The perfect solution was obvious. Stop developing features and start writing tests. Ensure those slow tests are lightning-fast and get at least 80% code coverage. From a technical point of view, this was the way towards better quality.

But from a business point-of-view, this would be sabotage. Now that they finally landed a lucrative customer, would the engineers stop building features? Madness. That's almost a guarantee to lose the last bit of enterprise goodwill.

So, we tried another, more pragmatic approach.

  • We executed all the slow tests overnight. While that took hours to run, we would at least have feedback every 24 hours.
  • Even though there were no unit tests yet, we added a CI pipeline that executed them when we pushed a new change to version control. That way, we made adding and running new unit tests easy.
  • Finally, we agreed to write a test to prove every customer-reported bug. That way, regression issues would be caught automatically.

Of course, this wasn't a perfect approach. The team needed to adopt a mindset that favored test automation. If they didn't, nothing would change. Finally, there was little incentive to speed up those slow tests.

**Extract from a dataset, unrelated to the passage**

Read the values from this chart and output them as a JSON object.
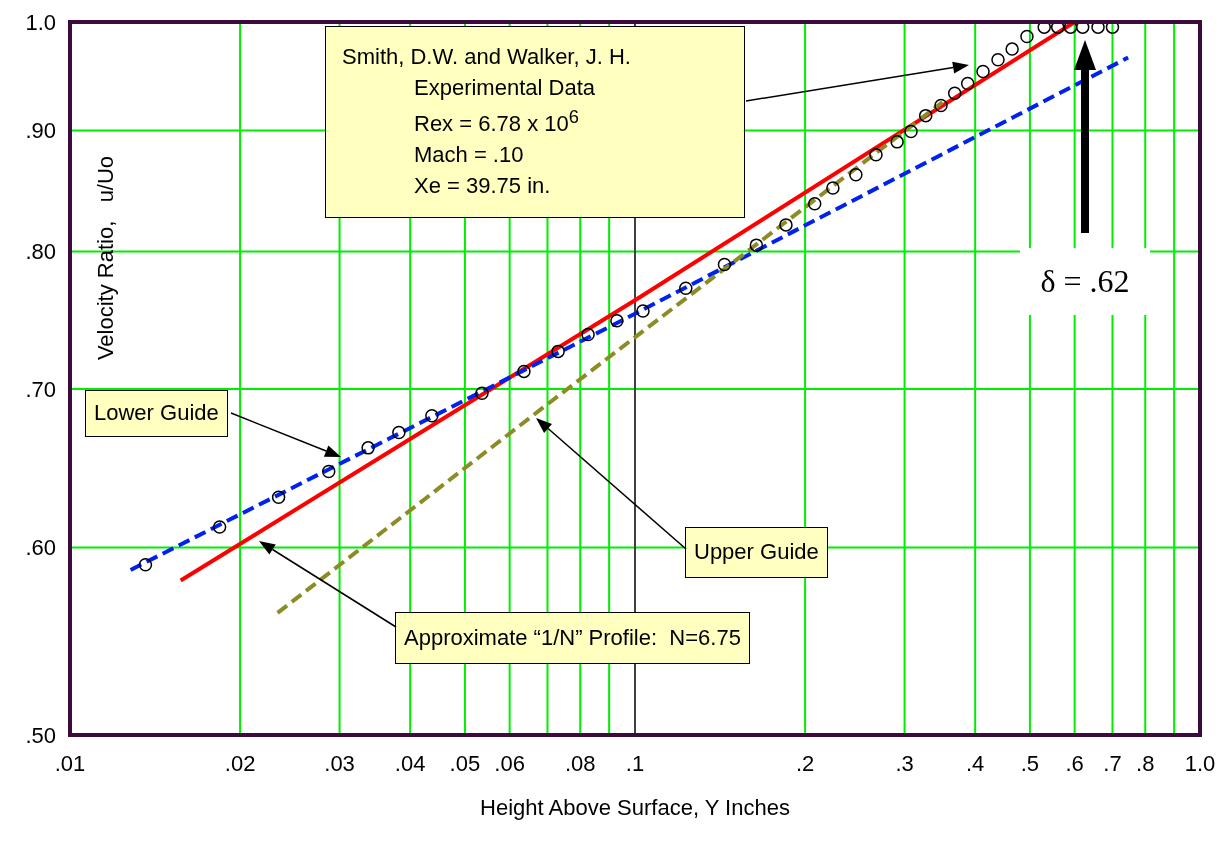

However, it turned out that the existing integration tests covered the vital part of their product's core. Every time one of these broke overnight, we prevented shipping another bug. By proving each customer-reported bug with a test, we increased the code coverage of the most brittle parts of the system first.

I don't think this customer ever made it to 80% code coverage. But they went from 0% to 10% overnight, and that made a real difference. It enabled them to roll out the features that mattered to their customers.

Stopping feature development to increase code coverage is not a viable strategy. It's the testing equivalent of rewriting your application from scratch.


Running the tests you already have and proving customer-reported bugs with an automated check is the first pragmatic step to better quality.